A line of people wrapped around the bakery, and extended out the door, as people anxiously awaited a taste of delicious white velvet cake.
It was the first annual Macon Baking week in 2023, and Layers owners Reia and Steven Collins had not anticipated the sheer amount of people who would come to the shop to try their dish for the competition. They were forced to send people away when they ran out of cakes, put a sign up on the door, and asked them to come back when the next batch was ready.
“That’s it for our baking week,” Steven Collins thought. “Nobody’s going to come back.”
It was less than an hour when everyone flooded back in, said Steven Collins, who sees himself as the bakery’s “hype man,” said. They ended up winning the first annual Macon Baking week that year, and are the only bakery to win it going into the third annual Macon Baking week, which ends July 27.
For this year’s competition, two-time Star Baker Reia Collins is spotlighting peaches and cream cake for the competition.
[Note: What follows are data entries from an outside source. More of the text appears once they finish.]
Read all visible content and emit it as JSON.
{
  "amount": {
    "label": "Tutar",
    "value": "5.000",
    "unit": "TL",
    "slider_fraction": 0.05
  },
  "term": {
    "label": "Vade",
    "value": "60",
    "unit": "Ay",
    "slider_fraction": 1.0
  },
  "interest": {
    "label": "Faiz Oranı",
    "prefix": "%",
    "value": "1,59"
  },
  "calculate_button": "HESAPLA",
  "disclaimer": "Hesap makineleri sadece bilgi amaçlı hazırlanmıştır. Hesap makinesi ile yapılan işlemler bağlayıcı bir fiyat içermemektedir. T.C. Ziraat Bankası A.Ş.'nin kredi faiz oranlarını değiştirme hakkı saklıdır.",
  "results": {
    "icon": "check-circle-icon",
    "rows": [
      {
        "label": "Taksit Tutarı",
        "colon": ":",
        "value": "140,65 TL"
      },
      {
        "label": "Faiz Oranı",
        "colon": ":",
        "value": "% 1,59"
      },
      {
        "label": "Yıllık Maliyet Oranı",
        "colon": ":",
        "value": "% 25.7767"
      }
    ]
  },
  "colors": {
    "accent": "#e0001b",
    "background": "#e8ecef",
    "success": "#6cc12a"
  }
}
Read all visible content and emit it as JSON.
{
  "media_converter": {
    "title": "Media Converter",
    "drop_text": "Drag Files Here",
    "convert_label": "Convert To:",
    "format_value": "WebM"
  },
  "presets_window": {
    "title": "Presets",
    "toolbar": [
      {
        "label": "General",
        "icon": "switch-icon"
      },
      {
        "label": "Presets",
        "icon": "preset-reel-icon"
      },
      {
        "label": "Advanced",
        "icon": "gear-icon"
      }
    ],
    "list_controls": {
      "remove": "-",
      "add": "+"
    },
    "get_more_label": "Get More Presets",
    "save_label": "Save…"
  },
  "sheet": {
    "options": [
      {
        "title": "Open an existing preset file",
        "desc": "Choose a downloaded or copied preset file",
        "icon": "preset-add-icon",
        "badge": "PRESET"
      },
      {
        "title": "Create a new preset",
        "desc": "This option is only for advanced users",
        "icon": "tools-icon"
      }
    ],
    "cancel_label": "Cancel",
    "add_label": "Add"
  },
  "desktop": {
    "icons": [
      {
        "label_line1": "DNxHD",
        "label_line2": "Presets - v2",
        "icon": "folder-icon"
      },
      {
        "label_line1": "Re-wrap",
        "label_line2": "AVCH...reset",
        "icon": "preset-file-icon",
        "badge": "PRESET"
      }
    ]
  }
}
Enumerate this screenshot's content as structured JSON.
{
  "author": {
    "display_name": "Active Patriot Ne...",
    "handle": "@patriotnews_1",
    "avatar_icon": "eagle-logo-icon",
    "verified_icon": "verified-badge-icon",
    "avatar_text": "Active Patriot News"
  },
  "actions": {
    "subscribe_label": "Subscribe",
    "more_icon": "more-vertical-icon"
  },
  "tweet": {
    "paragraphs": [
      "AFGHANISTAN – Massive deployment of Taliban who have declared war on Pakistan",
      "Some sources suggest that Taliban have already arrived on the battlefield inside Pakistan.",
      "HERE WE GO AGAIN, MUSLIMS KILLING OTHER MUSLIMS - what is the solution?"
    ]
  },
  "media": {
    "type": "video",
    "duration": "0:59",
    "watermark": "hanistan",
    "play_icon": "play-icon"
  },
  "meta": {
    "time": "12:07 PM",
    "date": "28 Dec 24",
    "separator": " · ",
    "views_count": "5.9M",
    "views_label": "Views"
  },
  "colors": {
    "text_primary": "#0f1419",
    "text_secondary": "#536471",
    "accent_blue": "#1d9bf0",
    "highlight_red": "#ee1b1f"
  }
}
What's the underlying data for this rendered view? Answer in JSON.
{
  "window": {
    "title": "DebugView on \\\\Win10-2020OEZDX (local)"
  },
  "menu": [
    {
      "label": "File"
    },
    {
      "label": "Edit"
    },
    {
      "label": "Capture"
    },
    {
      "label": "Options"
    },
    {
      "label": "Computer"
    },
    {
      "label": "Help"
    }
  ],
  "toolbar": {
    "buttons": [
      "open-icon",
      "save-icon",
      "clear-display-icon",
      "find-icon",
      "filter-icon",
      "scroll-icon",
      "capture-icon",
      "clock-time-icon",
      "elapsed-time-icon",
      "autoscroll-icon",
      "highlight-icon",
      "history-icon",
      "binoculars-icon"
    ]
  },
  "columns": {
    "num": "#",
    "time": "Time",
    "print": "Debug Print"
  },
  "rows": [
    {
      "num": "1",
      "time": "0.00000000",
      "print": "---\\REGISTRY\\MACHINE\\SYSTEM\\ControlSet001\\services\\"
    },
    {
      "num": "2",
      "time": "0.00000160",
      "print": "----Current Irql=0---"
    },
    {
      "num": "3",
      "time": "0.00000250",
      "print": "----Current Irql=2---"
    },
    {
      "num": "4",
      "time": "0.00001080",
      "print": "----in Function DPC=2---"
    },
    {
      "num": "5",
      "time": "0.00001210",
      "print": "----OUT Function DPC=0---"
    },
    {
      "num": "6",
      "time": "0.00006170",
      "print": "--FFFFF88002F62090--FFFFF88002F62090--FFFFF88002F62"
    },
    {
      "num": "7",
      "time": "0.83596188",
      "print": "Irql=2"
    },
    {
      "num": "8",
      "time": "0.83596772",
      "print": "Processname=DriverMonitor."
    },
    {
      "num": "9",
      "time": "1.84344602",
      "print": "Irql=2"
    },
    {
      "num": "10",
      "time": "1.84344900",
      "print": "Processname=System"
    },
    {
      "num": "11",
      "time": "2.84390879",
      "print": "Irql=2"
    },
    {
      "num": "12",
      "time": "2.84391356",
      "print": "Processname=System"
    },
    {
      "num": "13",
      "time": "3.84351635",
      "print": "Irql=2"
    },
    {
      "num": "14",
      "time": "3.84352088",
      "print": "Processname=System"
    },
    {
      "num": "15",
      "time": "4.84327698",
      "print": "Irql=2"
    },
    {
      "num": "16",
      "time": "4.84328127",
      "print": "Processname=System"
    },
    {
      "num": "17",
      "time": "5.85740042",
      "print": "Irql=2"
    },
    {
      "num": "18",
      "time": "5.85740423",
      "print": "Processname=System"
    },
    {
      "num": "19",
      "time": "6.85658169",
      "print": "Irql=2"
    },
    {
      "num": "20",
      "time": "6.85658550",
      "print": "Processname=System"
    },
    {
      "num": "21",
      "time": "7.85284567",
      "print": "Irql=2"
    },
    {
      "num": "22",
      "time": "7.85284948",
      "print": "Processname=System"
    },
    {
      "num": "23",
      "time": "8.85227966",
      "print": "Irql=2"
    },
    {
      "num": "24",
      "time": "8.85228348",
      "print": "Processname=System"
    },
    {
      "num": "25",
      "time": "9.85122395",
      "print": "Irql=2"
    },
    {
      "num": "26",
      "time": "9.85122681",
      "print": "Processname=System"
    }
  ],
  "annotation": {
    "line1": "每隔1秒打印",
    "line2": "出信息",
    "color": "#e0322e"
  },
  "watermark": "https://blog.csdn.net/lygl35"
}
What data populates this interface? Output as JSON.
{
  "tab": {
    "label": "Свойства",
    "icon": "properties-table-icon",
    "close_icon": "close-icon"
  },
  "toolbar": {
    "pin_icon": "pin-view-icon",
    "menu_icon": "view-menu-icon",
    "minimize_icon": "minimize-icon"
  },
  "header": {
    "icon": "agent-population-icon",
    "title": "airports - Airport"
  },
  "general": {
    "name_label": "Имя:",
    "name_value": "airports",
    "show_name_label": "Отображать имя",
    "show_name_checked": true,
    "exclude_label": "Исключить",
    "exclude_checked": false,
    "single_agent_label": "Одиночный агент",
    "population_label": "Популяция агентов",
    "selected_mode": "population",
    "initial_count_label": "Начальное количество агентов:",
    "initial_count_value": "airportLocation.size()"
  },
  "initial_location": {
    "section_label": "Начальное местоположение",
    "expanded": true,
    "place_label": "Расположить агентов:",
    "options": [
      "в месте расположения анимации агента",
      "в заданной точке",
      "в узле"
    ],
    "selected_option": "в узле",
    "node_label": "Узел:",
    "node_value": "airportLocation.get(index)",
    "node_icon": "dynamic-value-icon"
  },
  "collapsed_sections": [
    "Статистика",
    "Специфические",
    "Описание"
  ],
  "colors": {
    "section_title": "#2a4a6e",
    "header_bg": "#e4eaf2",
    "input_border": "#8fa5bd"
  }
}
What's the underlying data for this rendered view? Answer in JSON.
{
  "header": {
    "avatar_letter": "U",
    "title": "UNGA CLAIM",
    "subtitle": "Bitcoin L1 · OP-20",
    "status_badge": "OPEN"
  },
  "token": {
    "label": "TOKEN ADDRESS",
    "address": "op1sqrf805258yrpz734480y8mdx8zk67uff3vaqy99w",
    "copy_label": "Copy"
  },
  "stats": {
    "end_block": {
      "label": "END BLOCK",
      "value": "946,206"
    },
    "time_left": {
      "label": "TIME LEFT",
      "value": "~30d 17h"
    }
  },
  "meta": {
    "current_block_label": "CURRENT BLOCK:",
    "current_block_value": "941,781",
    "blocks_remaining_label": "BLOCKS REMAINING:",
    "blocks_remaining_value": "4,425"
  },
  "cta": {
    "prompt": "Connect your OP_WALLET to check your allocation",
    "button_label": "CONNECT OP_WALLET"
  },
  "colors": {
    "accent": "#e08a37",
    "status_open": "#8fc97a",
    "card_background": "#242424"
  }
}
Peaches and cream has inspired songs and candy, Reia Collins said, but she put her own, local twist on the dessert. With handpicked peaches from Dickeys Farms, homemade yellow poundcake, and whipped cream cheese icing, Layers peaches and cream cake looks to stun the competition for the third time.
There is a moment, Steve Collins explained, when you first bite into one of Layers’ creations.
“You take that fork full and you put it in your mouth, to a person, they close their eyes, their head goes back, the fork goes up, and they just savor that flavor,” Steve Collins said. “It just makes an impact immediately and you can tell it in their faces and personality.”
Macon Baking week is more than just a competition for the two-time champs. There are 16 restaurants in the competition this year, including some new faces. For Steven and Reia Collins, this means an opportunity to try new things and meet more people.
What goes beyond the competitive aspect is the camaraderie in sharing passions with the other bakers involved, and being able to highlight the bright, positive aspects in the community that often get overshadowed with the negative according to Steven Collins.
“We kind of build a support group of the bakers and the makers here in town and it just reminds us we’re not alone in our little bakery on Vineville. Even though we are by ourselves out here on the street we have a group of people in town that understand what we’re going through,” Steve Collins said.
Is the third time the charm for this beloved bagel shop?
Macon Bagel owners, husband and wife Lauren Bone and Patrick Rademaker, enter a dish that is “close to home,” Lauren Bone said.
Honoring their Florida roots, they bring a classic key lime pie into the race. Bone explained her husband used to work on a citrus farm in Florida and the dish is a nod to their Floridian heritage.
Preserving the simplicity of the dish, there is no twist involved. They use their own homemade crust and freshly zested limes. Nothing beats the classic traditional key lime pie, according to Lauren Bone.
This will be the third time Macon Bagels has participated in Baking Week, but the first year they chose to spotlight a sweet dish over savory. However, with their refreshing and summery dish they think it could be their year to win, but along with Steven Collins, Bone agrees competition is not the true intent of Baking Week.
“I see it as more of a collaboration versus a competition,” Bone said.
If Macon Bagels does win, Lauren Bone will be rewarded with a pie to the face.
An avid participant shares her perspective
Kate Long, a born and raised Maconite, used Macon Bagels key lime pie as her birthday cake. Key lime pie was her grandpa’s favorite, whose birthday falls on the same week as hers. Using it as her birthday cake was a way to honor him. So far, it is the best dish she tasted in this year’s competition, Long said.
“It just was like the perfect amount of tartness, and the ratio of filling to crust was so good,” Long said.
This is Long’s first time participating in Macon Baking Week, and she is trying to fill up every stamp she can in her passport. With five stamps, people can choose a Macon Baking set. With ten stamps, people get a t-shirt. To get the prizes, people drop their passports off at Macon’s Downtown Visitor Center, and vote for their favorite dish by scanning the QR code on their passports. The fun for Long lies in the action of supporting small businesses and sharing time with your family.
“It’s really great to push folks to go and circulate all the small businesses, because we obviously all have our favorites. But it’s important to have a plethora of choices for a good community to have so many choices,” Long said.
Long is a third grade teacher at the Academy for Classical Education, and Macon Baking Week will be her last week of summer vacation until she goes back to work. Participating in baking week has been a “really fun way to end the summer,” Long said.